Apa itu herbarium? Herbarium merupakan tempat di mana material awetan tumbuhan disimpan. Material tumbuhan yang telah diawetkan dapat berupa herbarium basah dan herbarium kering. Fungsi umum herbarium, yaitu sebagai sarana untuk pendidikan, sarana untuk penelitian (anatomi, ekologi, morfologi, molekuler, palinologi, sistematika, taksonomi), bukti keanekaragaman hayati, bahan rujukan untuk mengidentifikasi suatu jenis tumbuhan serta untuk menyediakan database keanekaragaman tumbuhan di suatu kawasan tertentu
Herbarium yang ada di Jawa Baat salah satunya yaitu Herbarium Bandungense (FIPIA), bagaimana sejarah awal berdirinya Herbarium Bandungense (FIPIA)? Herbarium Bandungense (FIPIA) merupakan herbarium tertua kedua di Indonesia setelah Herbarium Bogoriense. Dibangun pada tahun 1940an oleh beberapa ahli botani Belanda yang sangat mencintai keanekaan hayati di tatar sunda, yaitu L. van der Pijl serta S.M. Popta. Secara geografis, iklim di Jawa Barat yang beriklim basah serta berbeda dengan iklim di Jawa Tengah dan Jawa Timur, menyebabkan komposisi flora di Jawa Barat lebih unik dan lebih cantik secara morfologi dibandingkan dengan tumbuhan khas Jawa Timur yang rata-rata berduri serta menggugurkan daunnya ketika kemarau tiba. Berdasarkan hal tersebut, beberapa ahli botani Belanda memutuskan untuk membangun Herbarium Bandungense. Awalnya didirikan khusus untuk flora pegunungang di Jawa Barat. Namun, sekarang sudah mengalami perluasan fokus spesimen yang dikoleksi. Ahli botani Belanda, S.M. Popta, yang merupakan tuan tanah di Deli Serdang, Medan, saat itu kemudian diundang ke bandung untuk mengoleksi jenis tumbuhan di Jawa Barat. Pada tahun awal 1940an beliau melakukan ekspedisi di Tangkuban Perahu, dan ketika Jepang masuk ke Indonesia, sebagian koleksinya hancur dan sisanya disimpan di FIPIA sebagai objek pembelajaran dan sebagiannya lagi disimpan di Herbarium Bogoriense.

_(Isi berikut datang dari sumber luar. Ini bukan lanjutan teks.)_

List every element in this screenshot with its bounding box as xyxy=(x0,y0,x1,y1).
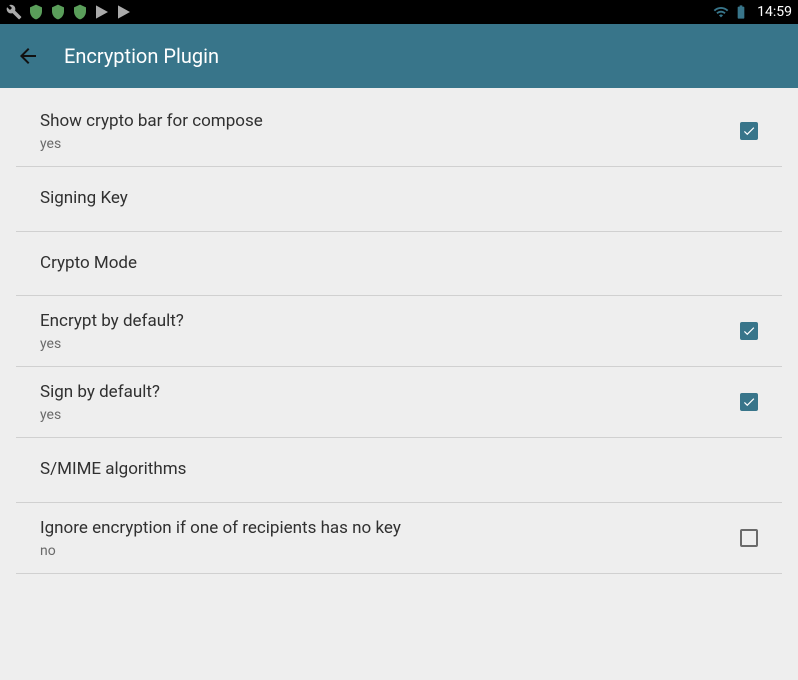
setting-sign-default[interactable]: Sign by default? yes xyxy=(16,367,782,438)
checkbox-checked-icon[interactable] xyxy=(740,322,758,340)
setting-value: yes xyxy=(40,407,740,423)
setting-text: Encrypt by default? yes xyxy=(40,310,740,352)
wifi-icon xyxy=(713,4,729,20)
checkbox-unchecked-icon[interactable] xyxy=(740,529,758,547)
setting-signing-key[interactable]: Signing Key xyxy=(16,167,782,232)
status-left-icons xyxy=(6,4,132,20)
setting-title: Sign by default? xyxy=(40,381,740,405)
back-button[interactable] xyxy=(16,44,40,68)
shield-icon xyxy=(72,4,88,20)
setting-show-crypto-bar[interactable]: Show crypto bar for compose yes xyxy=(16,88,782,167)
app-bar: Encryption Plugin xyxy=(0,24,798,88)
setting-text: S/MIME algorithms xyxy=(40,452,758,488)
setting-value: yes xyxy=(40,136,740,152)
setting-value: yes xyxy=(40,336,740,352)
setting-text: Ignore encryption if one of recipients h… xyxy=(40,517,740,559)
status-right-icons: 14:59 xyxy=(713,4,792,20)
play-icon xyxy=(94,4,110,20)
setting-ignore-encryption[interactable]: Ignore encryption if one of recipients h… xyxy=(16,503,782,574)
arrow-back-icon xyxy=(16,44,40,68)
setting-title: Signing Key xyxy=(40,181,758,217)
status-bar: 14:59 xyxy=(0,0,798,24)
setting-value: no xyxy=(40,543,740,559)
settings-list: Show crypto bar for compose yes Signing … xyxy=(0,88,798,574)
setting-title: Ignore encryption if one of recipients h… xyxy=(40,517,740,541)
setting-text: Show crypto bar for compose yes xyxy=(40,110,740,152)
shield-icon xyxy=(50,4,66,20)
page-title: Encryption Plugin xyxy=(64,44,219,68)
status-time: 14:59 xyxy=(757,4,792,20)
setting-smime-algorithms[interactable]: S/MIME algorithms xyxy=(16,438,782,503)
setting-encrypt-default[interactable]: Encrypt by default? yes xyxy=(16,296,782,367)
play-icon xyxy=(116,4,132,20)
setting-text: Crypto Mode xyxy=(40,246,758,282)
checkbox-checked-icon[interactable] xyxy=(740,122,758,140)
shield-icon xyxy=(28,4,44,20)
battery-icon xyxy=(733,4,749,20)
setting-crypto-mode[interactable]: Crypto Mode xyxy=(16,232,782,297)
setting-text: Signing Key xyxy=(40,181,758,217)
setting-title: Show crypto bar for compose xyxy=(40,110,740,134)
checkbox-checked-icon[interactable] xyxy=(740,393,758,411)
setting-title: Encrypt by default? xyxy=(40,310,740,334)
wrench-icon xyxy=(6,4,22,20)
setting-title: S/MIME algorithms xyxy=(40,452,758,488)
setting-title: Crypto Mode xyxy=(40,246,758,282)
setting-text: Sign by default? yes xyxy=(40,381,740,423)
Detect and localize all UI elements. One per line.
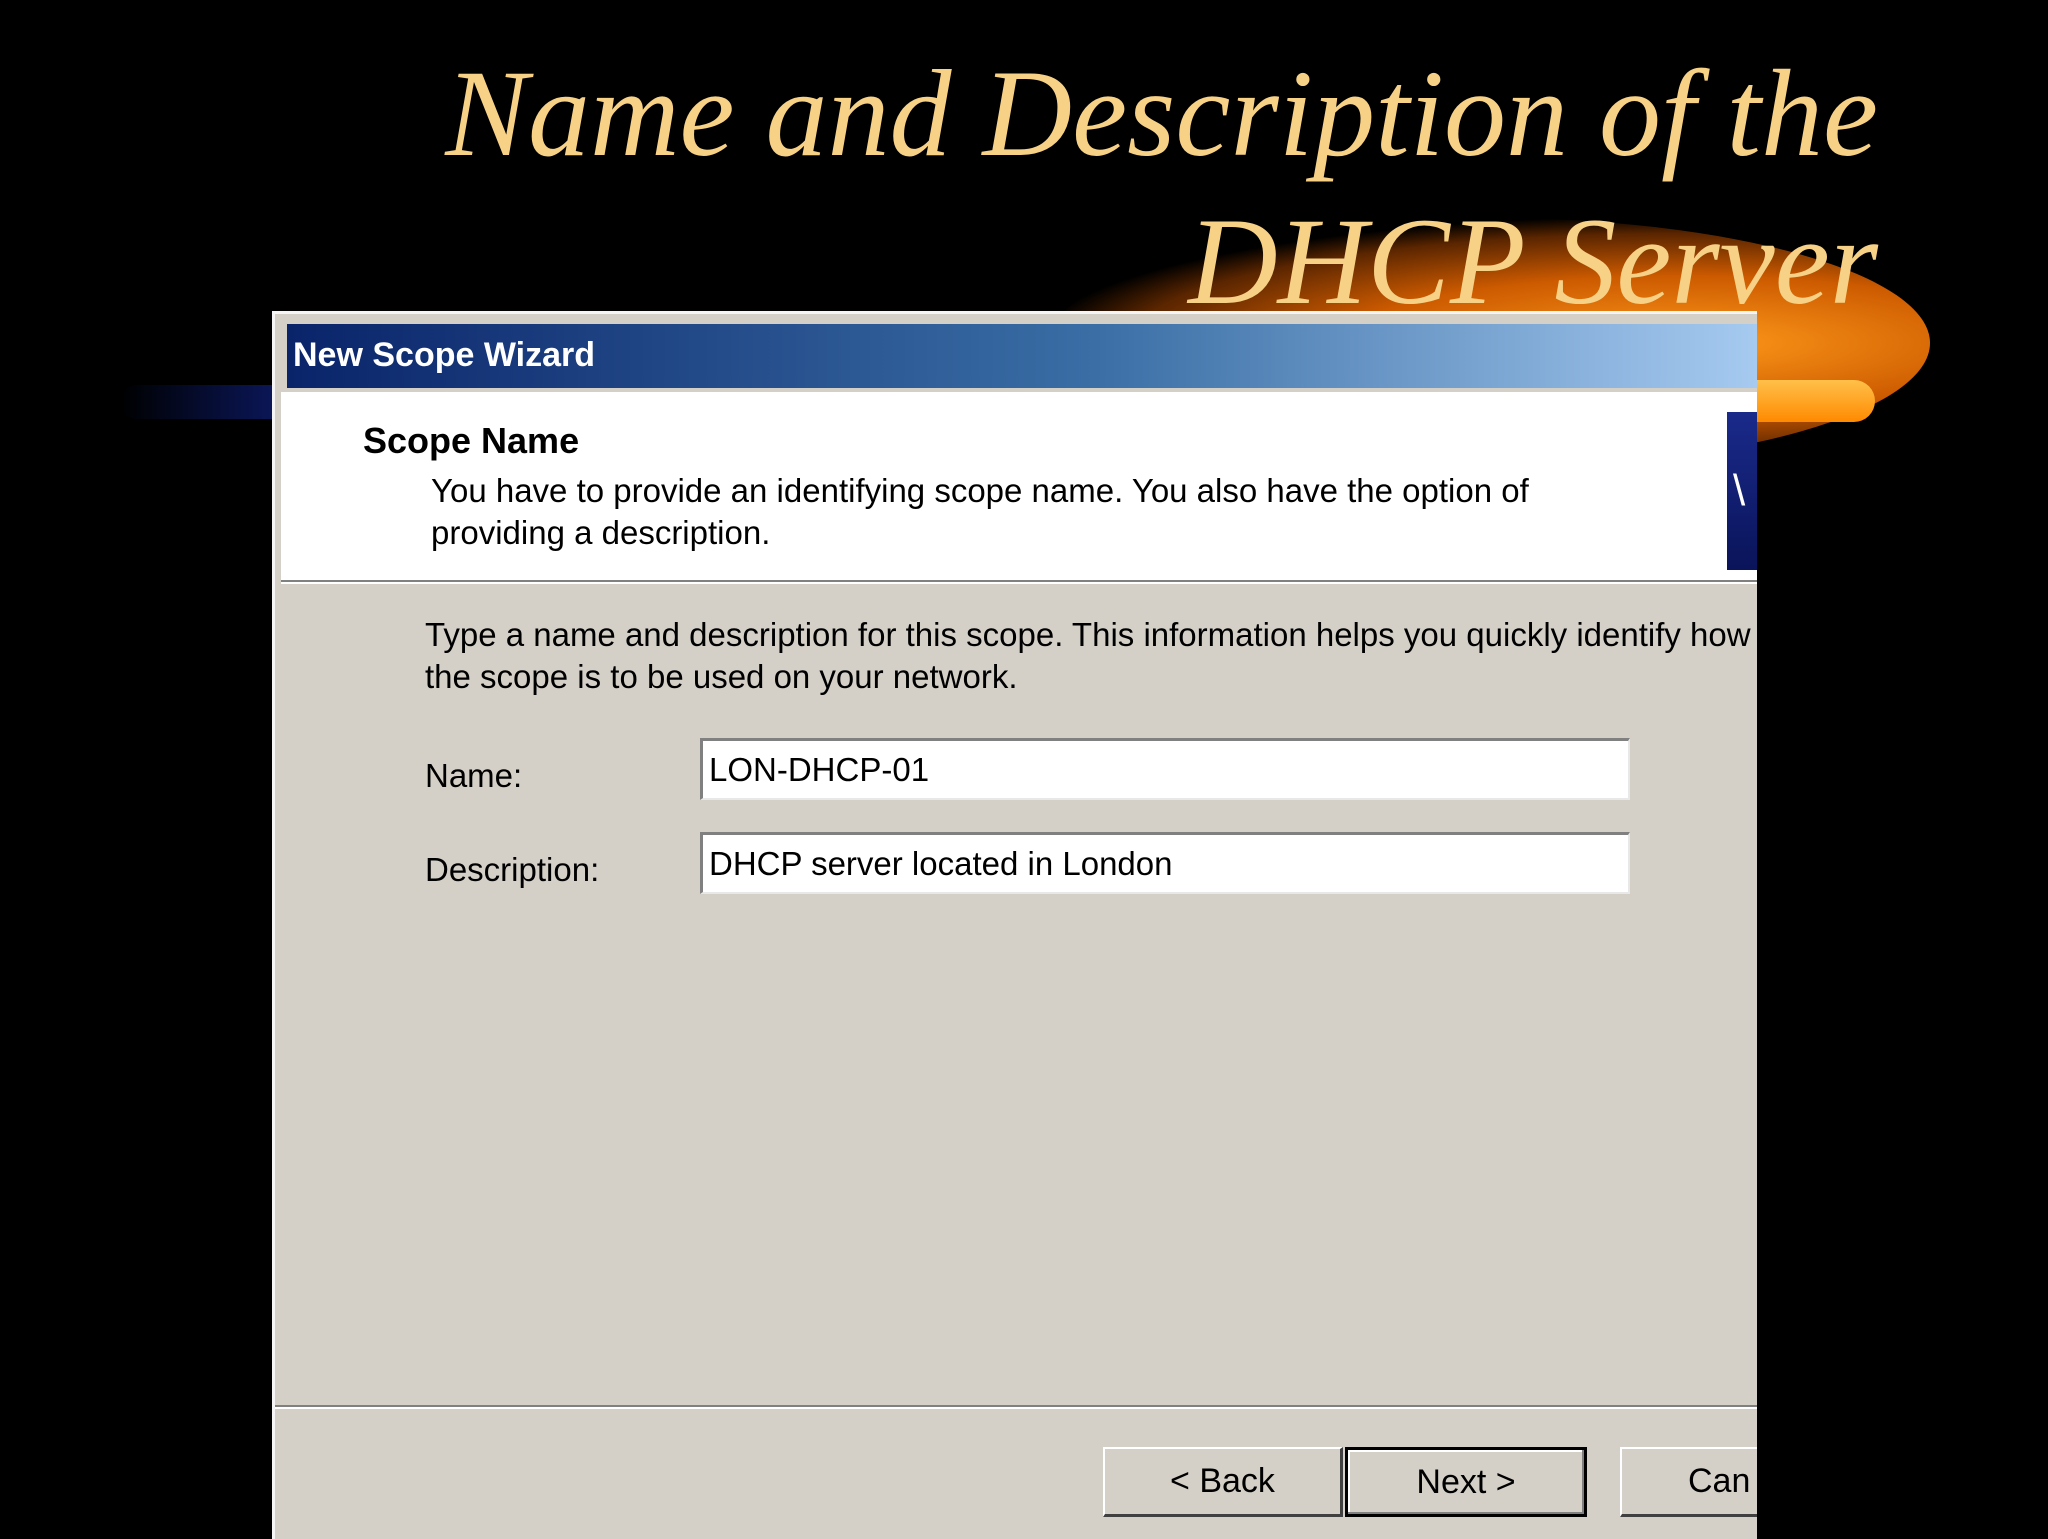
back-button[interactable]: < Back [1103,1447,1343,1517]
wizard-step-subtitle: You have to provide an identifying scope… [431,472,1529,551]
footer-divider [275,1405,1757,1409]
wizard-logo-icon: \ [1727,412,1757,570]
slide-title-line-2: DHCP Server [1188,193,1878,330]
slide-title-line-1: Name and Description of the [445,45,1878,182]
wizard-step-title: Scope Name [363,420,580,461]
name-input[interactable] [700,738,1630,800]
description-input[interactable] [700,832,1630,894]
header-divider [281,582,1757,584]
name-label: Name: [425,757,523,794]
intro-text: Type a name and description for this sco… [425,616,1751,695]
new-scope-wizard-dialog: New Scope Wizard Scope Name You have to … [272,311,1757,1539]
slide-title: Name and Description of the DHCP Server [378,40,1878,336]
cancel-button[interactable]: Can [1620,1447,1757,1517]
next-button[interactable]: Next > [1345,1447,1587,1517]
description-label: Description: [425,851,600,888]
dialog-title: New Scope Wizard [293,336,595,374]
wizard-header: Scope Name You have to provide an identi… [281,392,1757,582]
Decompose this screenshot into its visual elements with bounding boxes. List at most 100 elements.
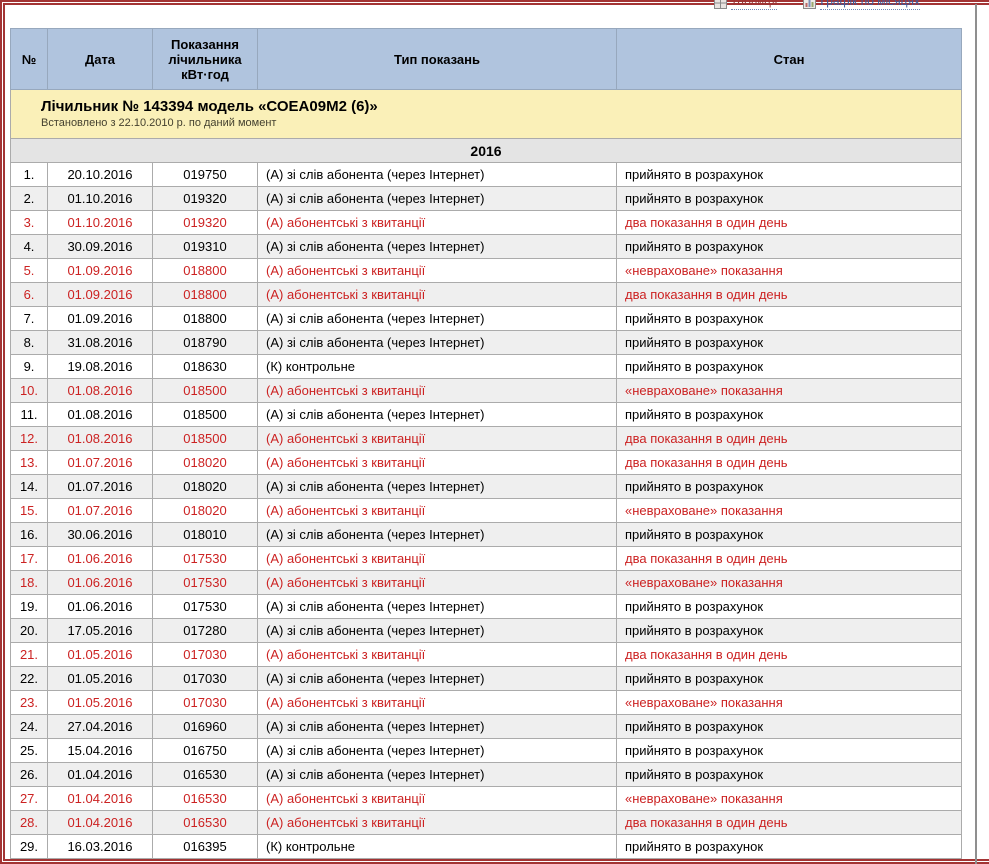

Setelah merdeka, pada tahun 1949 Herbarium Bandungense ini resmi terdaftar secara internasional di indeks Herbariorum volume 1 dengan kode FIPIA. FIPIA digunakan dengan alasan pada saat itu posisi Herbarium Bandungense ini dibawah manajemen Fakultas Ilmu Pasti dan Ilmu Alam (FIPIA) dan sampai saat ini kode FIPIA ini masih digunakan karena kode ini merupakan kode resmi secara internasional. Saat ini FIPIA berada di bawah Sekolah Ilmu dan Teknologi Hayati ITB karena saat ini Biologi ITB sudah terpisah menjadi sekolah yang mandiri. Kemudian berstatus herbarium universitas yang melayani tiga hal, yaitu melayani urusan pendidikan, penelitian, dan pelayanan mayarakat.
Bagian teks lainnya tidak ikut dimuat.